Auf der Mitgliederversammlung am 19. März wählten die Mitglieder des BWD Kempermann und Schluck-Amend an die Spitze des Verbandsvorstands.
Sie treten die Nachfolge der beiden Initiatoren Stefan Rizor und Prof. Dr. Thomas Wegerich an, die den Verband seit seiner Gründung im Jahr 2022 geleitet hatten und nicht mehr für eine weitere Amtszeit zur Verfügung standen. Die personelle Neuausrichtung war bereits im September 2025 eingeleitet worden, als die beiden Gründer ihren Rückzug zum Ende der Amtszeit angekündigt hatten.

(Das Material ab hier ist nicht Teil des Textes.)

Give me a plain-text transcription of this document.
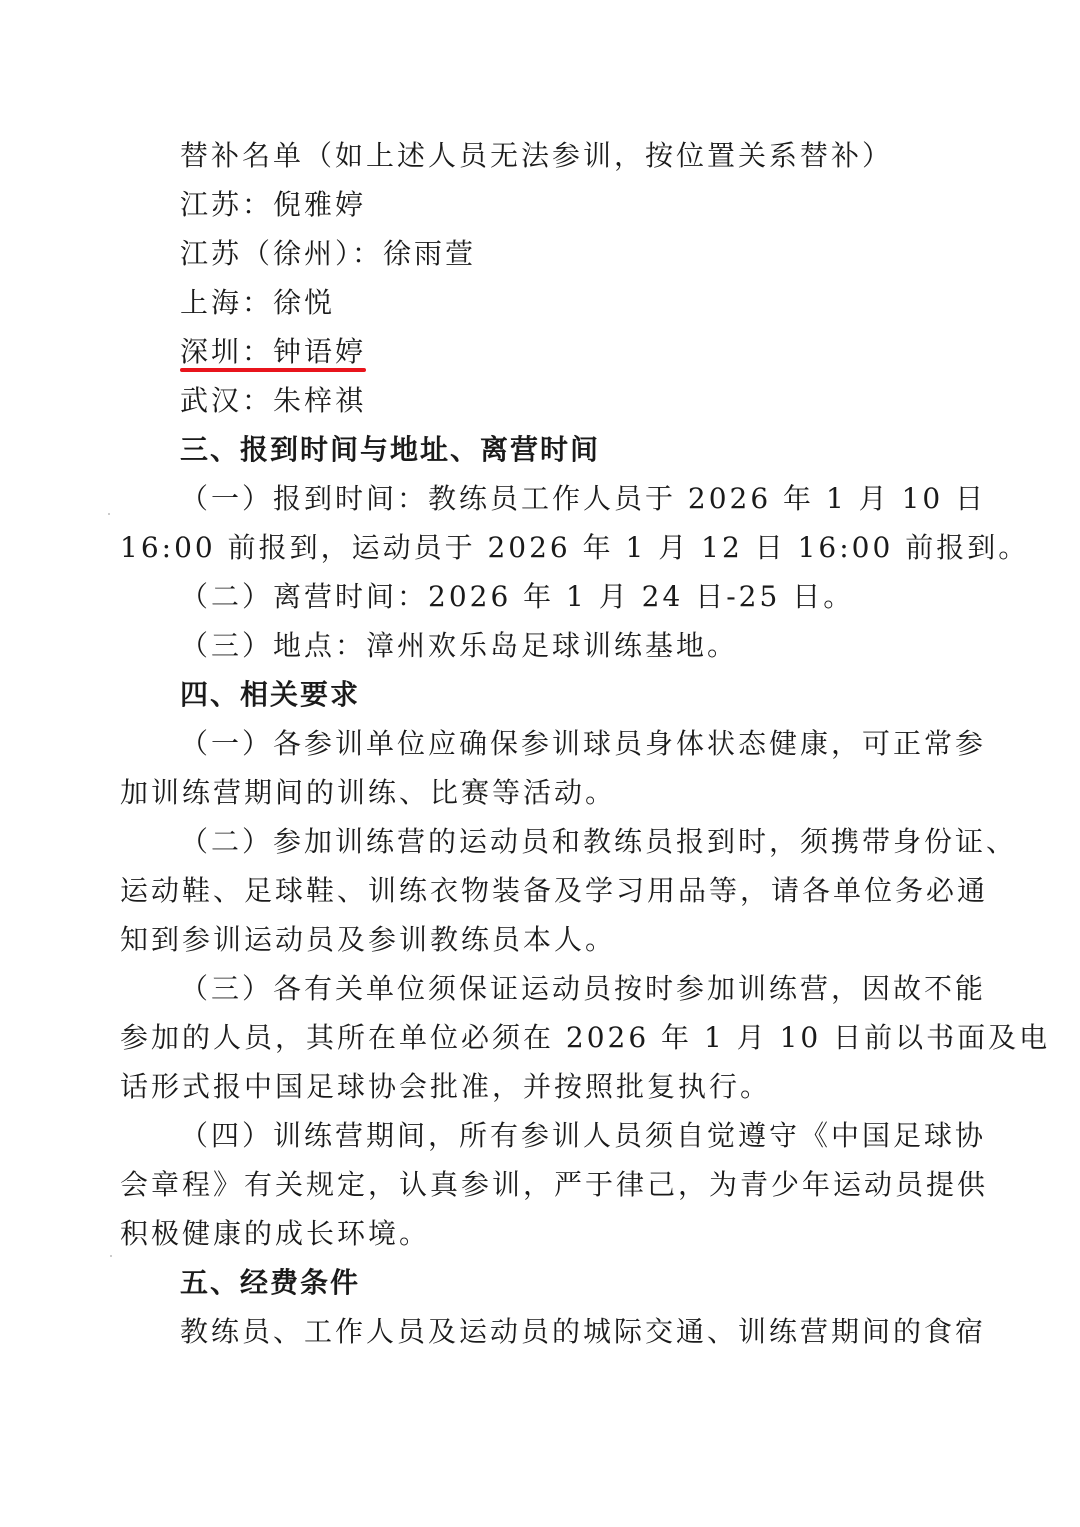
替补名单（如上述人员无法参训，按位置关系替补）
江苏：倪雅婷
江苏（徐州）：徐雨萱
上海：徐悦
深圳：钟语婷
武汉：朱梓祺
三、报到时间与地址、离营时间
（一）报到时间：教练员工作人员于 2026 年 1 月 10 日
16:00 前报到，运动员于 2026 年 1 月 12 日 16:00 前报到。
（二）离营时间：2026 年 1 月 24 日-25 日。
（三）地点：漳州欢乐岛足球训练基地。
四、相关要求
（一）各参训单位应确保参训球员身体状态健康，可正常参
加训练营期间的训练、比赛等活动。
（二）参加训练营的运动员和教练员报到时，须携带身份证、
运动鞋、足球鞋、训练衣物装备及学习用品等，请各单位务必通
知到参训运动员及参训教练员本人。
（三）各有关单位须保证运动员按时参加训练营，因故不能
参加的人员，其所在单位必须在 2026 年 1 月 10 日前以书面及电
话形式报中国足球协会批准，并按照批复执行。
（四）训练营期间，所有参训人员须自觉遵守《中国足球协
会章程》有关规定，认真参训，严于律己，为青少年运动员提供
积极健康的成长环境。
五、经费条件
教练员、工作人员及运动员的城际交通、训练营期间的食宿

Zum neuen Leitungsteam gehört auch Judith Nikolay, die seit Januar 2026 als Geschäftsführerin des Verbands tätig ist. Zuvor war sie Geschäftsführerin des Bundesverbandes der Unternehmensjuristinnen und Unternehmensjuristen (BUJ).
Vorstand erweitert
Zudem wählten die Mitglieder Philipp Reusch von der Kanzlei Reusch neu in den Vorstand. Er soll dort die Perspektive spezialisierter Wirtschaftsboutiquen einbringen. Reusch gehörte bereits dem Gründungsvorstand des BWD an, war aber bei der Vorstandswahl im September 2025 nicht mehr Teil des Gremiums gewesen.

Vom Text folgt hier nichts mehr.